If your old car is in need of too many repairs, or you simply need a runabout to get you back on the road, you may be looking to buy a used car. You may have an idea of what you want already, or be open to driving any vehicle. Whichever you are, here’s a few tips on getting the best deal for you out of the used car market. First and foremost, set your budget. Do you know how much you can afford to spend? Are you part-exchanging another vehicle? Are you paying a lump sum, or taking out finance?
- Work out what your current vehicle is worth, and decide if you’re selling or part-exchanging
- Shop around for finance and loan deals if you need one
- Get an idea of any increased insurance costs.
Consider where you wish to purchase your vehicle from – dealership, local garage, private seller? Whatever you decide make sure you use Blue Book to check your cars worth.
- Looking for private sales can be made easier by getting a few local newspapers and magazines and checking the classified ads. Some websites also have classified ad pages.
- Ask friends and family about any dealerships or local garages they would recommend. Word of mouth can be a reliable indicator of where to shop (or indeed where to avoid!).
- Remember hire-purchase is obviously not viable for private transactions, and you may not get a warranty, but you may get a lower-priced car overall.
Get an idea of what you want from your car. Maybe you do have a favoured brand, type of car or even colour, but try to be open to more options:
- Is it a family car, or just for yourself? Is it to be used for commuting, or just pleasure trips?
- What are you willing to spend on tax, insurance and fuel?
- Do you need a saloon or a hatchback? Or four doors instead of two if any passengers have mobility issues?
Check out the car thoroughly – both the car itself and the paperwork. How many months tax and MOT does it have? Is there a service history present? Are there any rust spots on the car?
- Make sure an HP check has been carried out, especially on newer cars.

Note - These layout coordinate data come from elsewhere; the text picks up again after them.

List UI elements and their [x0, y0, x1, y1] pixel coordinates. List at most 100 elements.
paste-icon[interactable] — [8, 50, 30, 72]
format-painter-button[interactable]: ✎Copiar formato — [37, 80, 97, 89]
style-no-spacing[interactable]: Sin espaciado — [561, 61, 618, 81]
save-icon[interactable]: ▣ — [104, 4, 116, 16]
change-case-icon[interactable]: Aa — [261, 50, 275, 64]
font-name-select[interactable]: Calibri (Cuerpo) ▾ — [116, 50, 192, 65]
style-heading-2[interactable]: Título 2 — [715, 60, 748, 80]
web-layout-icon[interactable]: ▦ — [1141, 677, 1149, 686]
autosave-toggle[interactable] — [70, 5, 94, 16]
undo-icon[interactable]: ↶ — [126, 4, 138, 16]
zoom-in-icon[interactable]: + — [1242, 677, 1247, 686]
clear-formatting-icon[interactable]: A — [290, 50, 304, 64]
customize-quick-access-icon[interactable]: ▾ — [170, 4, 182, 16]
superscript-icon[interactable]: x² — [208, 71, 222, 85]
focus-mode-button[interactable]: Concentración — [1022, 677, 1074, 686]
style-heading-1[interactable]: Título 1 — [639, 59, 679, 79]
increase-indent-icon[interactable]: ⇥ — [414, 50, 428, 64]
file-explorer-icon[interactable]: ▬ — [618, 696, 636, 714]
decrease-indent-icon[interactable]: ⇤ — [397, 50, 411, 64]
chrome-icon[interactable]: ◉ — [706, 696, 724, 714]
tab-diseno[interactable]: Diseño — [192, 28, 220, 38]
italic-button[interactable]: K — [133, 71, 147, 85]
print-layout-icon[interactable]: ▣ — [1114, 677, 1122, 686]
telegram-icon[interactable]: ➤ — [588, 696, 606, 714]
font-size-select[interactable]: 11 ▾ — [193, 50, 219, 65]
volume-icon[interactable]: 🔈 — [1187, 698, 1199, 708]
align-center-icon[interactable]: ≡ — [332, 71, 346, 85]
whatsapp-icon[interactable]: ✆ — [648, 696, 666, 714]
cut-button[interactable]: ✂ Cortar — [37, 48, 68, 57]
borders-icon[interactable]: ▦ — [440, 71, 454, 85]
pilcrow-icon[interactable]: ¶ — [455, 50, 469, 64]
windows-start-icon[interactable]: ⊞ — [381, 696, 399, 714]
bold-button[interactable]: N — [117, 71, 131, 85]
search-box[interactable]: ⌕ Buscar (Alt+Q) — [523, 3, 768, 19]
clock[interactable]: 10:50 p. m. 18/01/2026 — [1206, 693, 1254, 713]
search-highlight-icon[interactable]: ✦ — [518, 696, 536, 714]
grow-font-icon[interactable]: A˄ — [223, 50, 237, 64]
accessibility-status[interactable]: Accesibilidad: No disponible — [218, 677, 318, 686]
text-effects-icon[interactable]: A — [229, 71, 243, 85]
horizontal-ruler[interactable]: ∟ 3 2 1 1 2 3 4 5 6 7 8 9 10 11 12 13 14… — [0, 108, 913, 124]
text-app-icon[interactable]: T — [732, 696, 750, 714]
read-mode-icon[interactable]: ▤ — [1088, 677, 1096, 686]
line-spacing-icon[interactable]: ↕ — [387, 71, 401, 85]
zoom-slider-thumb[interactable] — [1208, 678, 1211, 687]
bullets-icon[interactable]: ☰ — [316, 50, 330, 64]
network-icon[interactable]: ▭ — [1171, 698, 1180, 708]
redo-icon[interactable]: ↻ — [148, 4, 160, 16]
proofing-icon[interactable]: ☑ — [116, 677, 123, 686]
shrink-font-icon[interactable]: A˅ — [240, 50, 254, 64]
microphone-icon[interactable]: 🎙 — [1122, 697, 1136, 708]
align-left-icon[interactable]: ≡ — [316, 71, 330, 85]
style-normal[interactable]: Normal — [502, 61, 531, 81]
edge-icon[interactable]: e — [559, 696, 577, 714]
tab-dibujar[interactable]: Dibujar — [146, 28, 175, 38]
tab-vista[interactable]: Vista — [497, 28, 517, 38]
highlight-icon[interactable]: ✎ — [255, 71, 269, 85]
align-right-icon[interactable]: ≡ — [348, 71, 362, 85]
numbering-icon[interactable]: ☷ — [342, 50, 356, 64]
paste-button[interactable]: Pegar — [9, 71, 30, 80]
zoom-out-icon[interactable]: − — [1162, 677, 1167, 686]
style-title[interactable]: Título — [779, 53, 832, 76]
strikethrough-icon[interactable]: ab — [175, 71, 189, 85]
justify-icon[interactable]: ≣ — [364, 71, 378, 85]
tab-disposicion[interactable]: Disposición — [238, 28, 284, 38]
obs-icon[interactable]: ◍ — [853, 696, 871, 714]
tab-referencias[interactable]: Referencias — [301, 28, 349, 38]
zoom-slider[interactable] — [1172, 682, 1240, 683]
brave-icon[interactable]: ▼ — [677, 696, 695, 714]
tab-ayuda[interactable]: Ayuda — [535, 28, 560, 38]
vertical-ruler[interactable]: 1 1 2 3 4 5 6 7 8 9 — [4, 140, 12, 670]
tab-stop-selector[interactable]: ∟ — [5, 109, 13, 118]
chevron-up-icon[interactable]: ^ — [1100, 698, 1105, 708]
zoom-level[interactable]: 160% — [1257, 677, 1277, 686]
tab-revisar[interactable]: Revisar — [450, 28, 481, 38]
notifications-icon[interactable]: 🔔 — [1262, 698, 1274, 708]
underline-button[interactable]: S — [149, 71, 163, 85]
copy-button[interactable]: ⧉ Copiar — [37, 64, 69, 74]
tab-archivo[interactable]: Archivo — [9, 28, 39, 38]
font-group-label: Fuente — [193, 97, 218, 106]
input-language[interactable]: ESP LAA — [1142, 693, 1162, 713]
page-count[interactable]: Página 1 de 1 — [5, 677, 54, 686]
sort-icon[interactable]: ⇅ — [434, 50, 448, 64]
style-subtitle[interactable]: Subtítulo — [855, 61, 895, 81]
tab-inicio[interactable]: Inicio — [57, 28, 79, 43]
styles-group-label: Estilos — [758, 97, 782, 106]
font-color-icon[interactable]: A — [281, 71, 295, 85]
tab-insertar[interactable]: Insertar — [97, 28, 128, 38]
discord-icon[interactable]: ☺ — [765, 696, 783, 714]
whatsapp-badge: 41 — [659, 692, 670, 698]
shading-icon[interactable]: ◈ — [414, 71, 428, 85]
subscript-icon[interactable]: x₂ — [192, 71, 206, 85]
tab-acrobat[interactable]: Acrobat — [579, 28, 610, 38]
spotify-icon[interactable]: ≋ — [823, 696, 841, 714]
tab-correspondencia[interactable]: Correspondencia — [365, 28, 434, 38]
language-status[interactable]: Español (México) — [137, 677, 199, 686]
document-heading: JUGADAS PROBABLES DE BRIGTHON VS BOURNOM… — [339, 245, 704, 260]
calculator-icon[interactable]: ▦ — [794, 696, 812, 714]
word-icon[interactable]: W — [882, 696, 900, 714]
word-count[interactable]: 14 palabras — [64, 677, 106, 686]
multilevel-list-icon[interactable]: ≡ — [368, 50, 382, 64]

Inspect the V5C certificate closely, and ensure at least one spare key is provided.
- Ensure the age of the car roughly tallies with the mileage on the odometer (approximately 10-12k per year), and check for any suspiciously new parts. Don’t be afraid to query anything – a genuine seller will provide honest answers.
- Have a good look at all bodywork and under the bonnet. Look for flaking paint, rust, corrosion, and evidence of fluid leaks. Also have a look at the condition of the tyres.
- Talk to the seller and get a test drive before you commit to a purchase. Re-check under the bonnet after the test drive to look for any fluid leaks.
Above all, do not be pressured into buying and always walk away if you aren’t happy with any part of the deal or with the car itself.